Idrial miró hacia arriba, viendo aberturas en la pared de roca, viendo
pequeños balcones que sobresalían de esta y en los más bajos pudo distinguir
enanos. De los puentes colgaban banderas enanas. Pero toda señal de la ciudad
enana estaba muy por encima del palo mayor del Argos.
Les llevó un par de horas recorrer el estrecho. Hacia la mitad de éste había
una ligera curva, cuando la superaron, vieron una estrecha franja vertical de
cielo azul que señalaba el final.

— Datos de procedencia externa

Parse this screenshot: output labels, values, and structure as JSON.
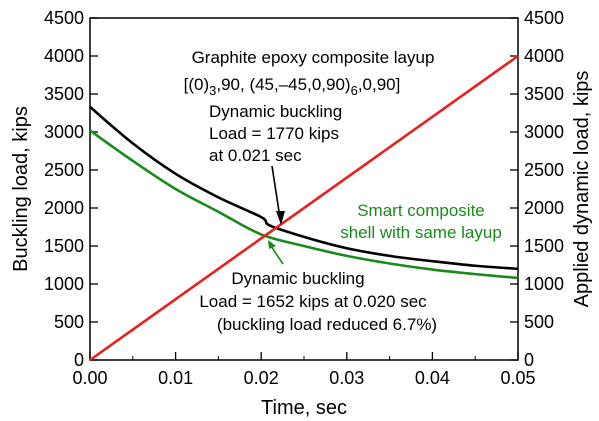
{
  "chart_data": {
    "type": "line",
    "xlabel": "Time, sec",
    "ylabel_left": "Buckling load, kips",
    "ylabel_right": "Applied dynamic load, kips",
    "xlim": [
      0,
      0.05
    ],
    "ylim": [
      0,
      4500
    ],
    "x_ticks": [
      "0.00",
      "0.01",
      "0.02",
      "0.03",
      "0.04",
      "0.05"
    ],
    "y_ticks_left": [
      "0",
      "500",
      "1000",
      "1500",
      "2000",
      "2500",
      "3000",
      "3500",
      "4000",
      "4500"
    ],
    "y_ticks_right": [
      "0",
      "500",
      "1000",
      "1500",
      "2000",
      "2500",
      "3000",
      "3500",
      "4000",
      "4500"
    ],
    "series": [
      {
        "color": "#000000",
        "x": [
          0,
          0.005,
          0.01,
          0.015,
          0.02,
          0.021,
          0.025,
          0.03,
          0.035,
          0.04,
          0.045,
          0.05
        ],
        "y": [
          3330,
          2850,
          2450,
          2140,
          1880,
          1770,
          1620,
          1470,
          1370,
          1300,
          1240,
          1200
        ]
      },
      {
        "color": "#1a8a1a",
        "x": [
          0,
          0.005,
          0.01,
          0.015,
          0.02,
          0.025,
          0.03,
          0.035,
          0.04,
          0.045,
          0.05
        ],
        "y": [
          3020,
          2620,
          2250,
          1950,
          1652,
          1500,
          1370,
          1270,
          1190,
          1130,
          1080
        ]
      },
      {
        "color": "#e82020",
        "x": [
          0,
          0.05
        ],
        "y": [
          0,
          4000
        ]
      }
    ],
    "annotations": {
      "title_line1": "Graphite epoxy composite layup",
      "title_line2": "[(0)3,90, (45,–45,0,90)6,0,90]",
      "black_line1": "Dynamic buckling",
      "black_line2": "Load = 1770 kips",
      "black_line3": "at 0.021 sec",
      "green_label_line1": "Smart composite",
      "green_label_line2": "shell with same layup",
      "green_line1": "Dynamic buckling",
      "green_line2": "Load = 1652 kips at 0.020 sec",
      "green_line3": "(buckling load reduced 6.7%)"
    },
    "grid": false
  }
}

Cuando estaban cerca, los enanos comenzaron a
subir el rastrillo a una velocidad que parecía sorprendente para el tamaño y
peso de este. Cuando pasaron a su lado, Idrial se fijó en el raíl por el que ascendía
y descendía el rastrillo. En éste se encontraban unas ruedas dentadas que
encajaban unas con otras.
Esa entrada al estrecho también estaba flanqueada por dos estatuas, idénticas
a las que había al otro lado. Una vez que salieron al océano, los remos desaparecieron
en el interior del barco y los marineros volvieron a sus puestos en cubierta.
Con la misma rapidez que antes, los hombres desplegaron las velas y el barco
cobró velocidad enseguida.
Killian estaba de pie en lo alto de una colina. A su alrededor, mirase hacia
donde mirase, se extendía la masacre. El fragor de la batalla le rodeaba, miles
de voces rugiendo, el furioso entrechocar de las armas, el asqueroso sonido
cuando una lograba superar la defensa y se hundía en la carne o seccionaba
miembros, los chasquidos de las armaduras y huesos cuando recibían los golpes
de martillos, mazas y mayales o cuando eran pisoteados por los cascos de los
caballos.
En un primer vistazo, la armadura de Killian parecía roja, pero lo único que
portaba de color rojo era la sangre que lo bañaba. El que si vestía una
armadura de ese color era el demonio que se encontraba delante de él. El casco
que llevaba solo dejaba ver unos dientes afilados como dagas y unos ojos que
brillaban como dos pequeñas brasas. El demonio se abalanzó sobre él con la
espada en alto. Killian alzó la suya para detener el tajo. Las dos espadas se
encontraron en el aire creando una nube de chispas.
- ¡Noooooo!
Idrial estaba sentada en el jergón relleno de paja que hacía las veces de
cama en el Argos. Se encontraba empapada en sudor e intentando recobrar el
aliento. Las primeras luces del alba se filtraban por la porta iluminando
tenuemente el camarote. Unos ligeros golpes sonaron en la puerta de madera.
- ¿Está bien, señorita?
Idrial reconoció la voz de Égaran. Le llevó unos segundos poder contestar
con un débil si. Poco después, se levantó, se vistió y salió del camarote.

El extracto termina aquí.